Red pepperRed pepperRed pepper



This sticky squash is sweet, spicy and scrumptious!


  • 2 tbsp Patak's Pickles
  • 4 tbsp olive oil
  • 2 cloves garlic, chopped
  • 1/2 tsp black pepper, coarsely crushed
  • 1/2 tsp roasted cumin powder
  • 1 tbsp lemon thyme, chopped
  • Juice of 1 lime
  • 750g (1lb 11oz) butternut squash, washed, deseeded and cut into bite size pieces
  • 1 red onion, cut into large chunks
  • 1 red pepper, cored and cut into large chunks
  • 6 cloves garlic, unpeeled
  • 225g (8oz) broccoli florets
  • 1 tbsp fresh coriander, chopped
  • Pinch of sea salt


  1. Preheat the oven to 200C/400F/Gas Mark 6. In a roasting tray mix together the olive oil, garlic, black pepper, cumin powder, Patak's Pickles, lemon thyme and the juice of half a lime.

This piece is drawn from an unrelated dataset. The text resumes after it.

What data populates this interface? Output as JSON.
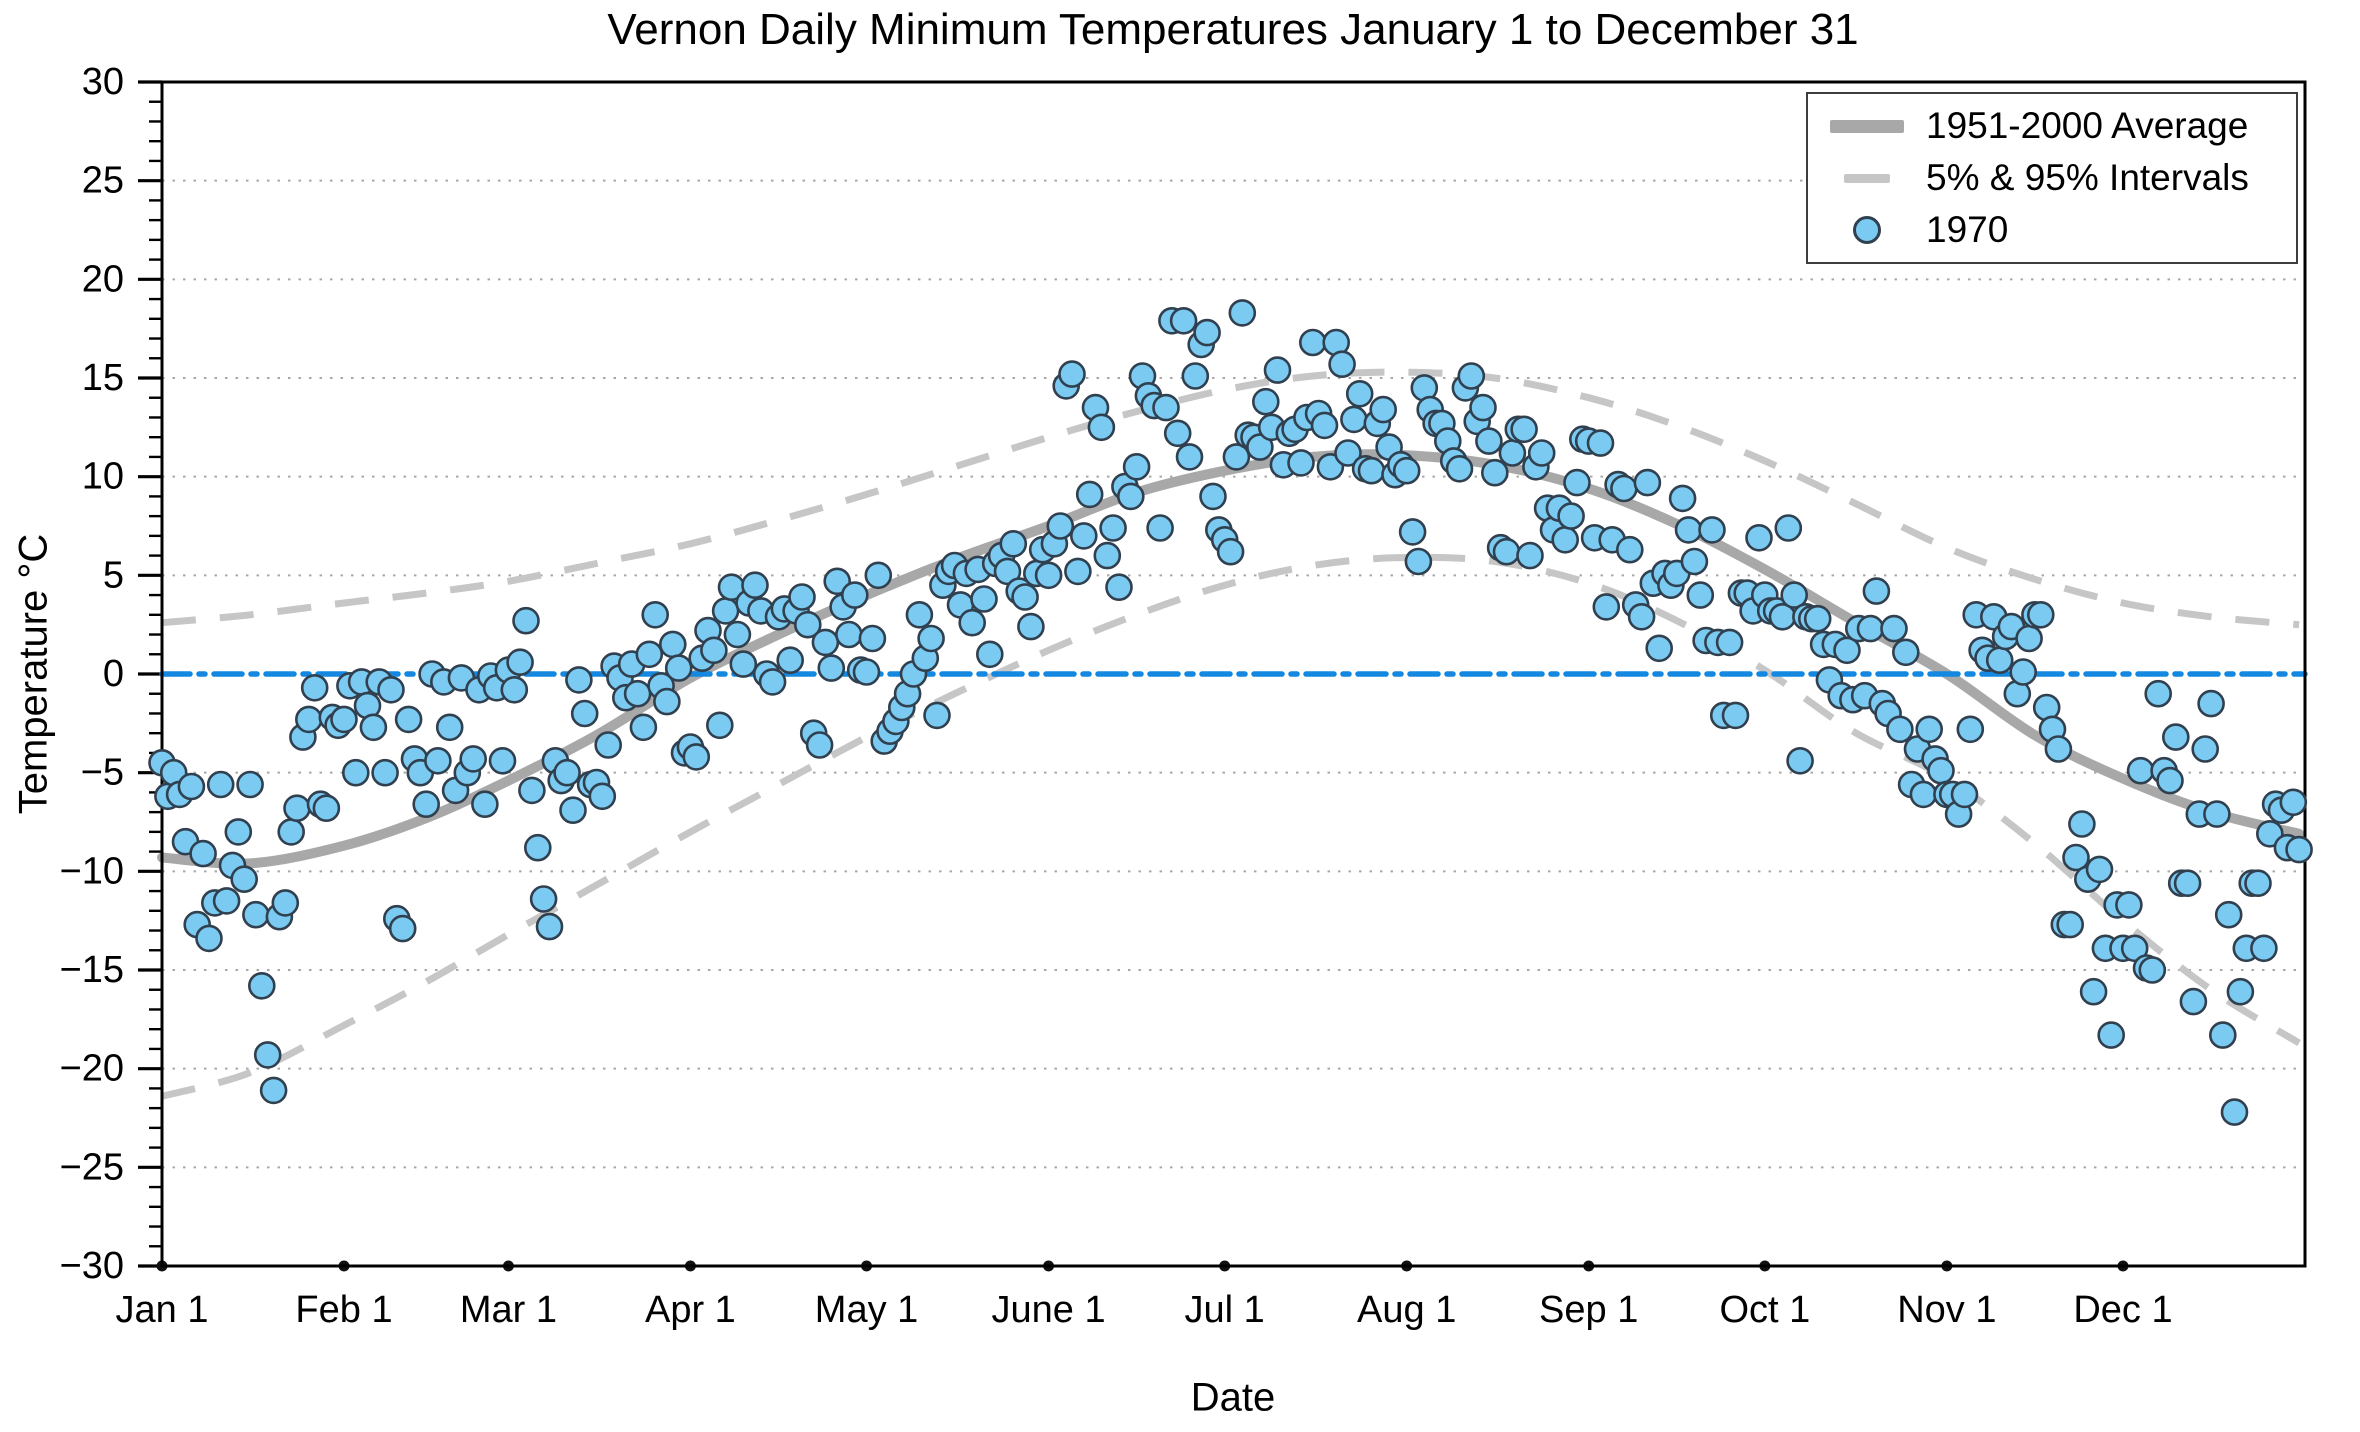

Place the butternut squash, red pepper, red onions and garlic in the roasting dish and coat well with the marinade. Sprinkle over some sea salt and roast for 25 - 30 minutes.
  2. Blanch the broccoli for one minute in a pan of boiling water, then drain.
  3. Remove the roasting tray from the oven and add the broccoli, giving it a good stir before returning it to the oven to cook for a further five - ten minutes until all the vegetables are tender and lightly charred.
  4. Squeeze over the remaining lime juice and garnish with some fresh coriander.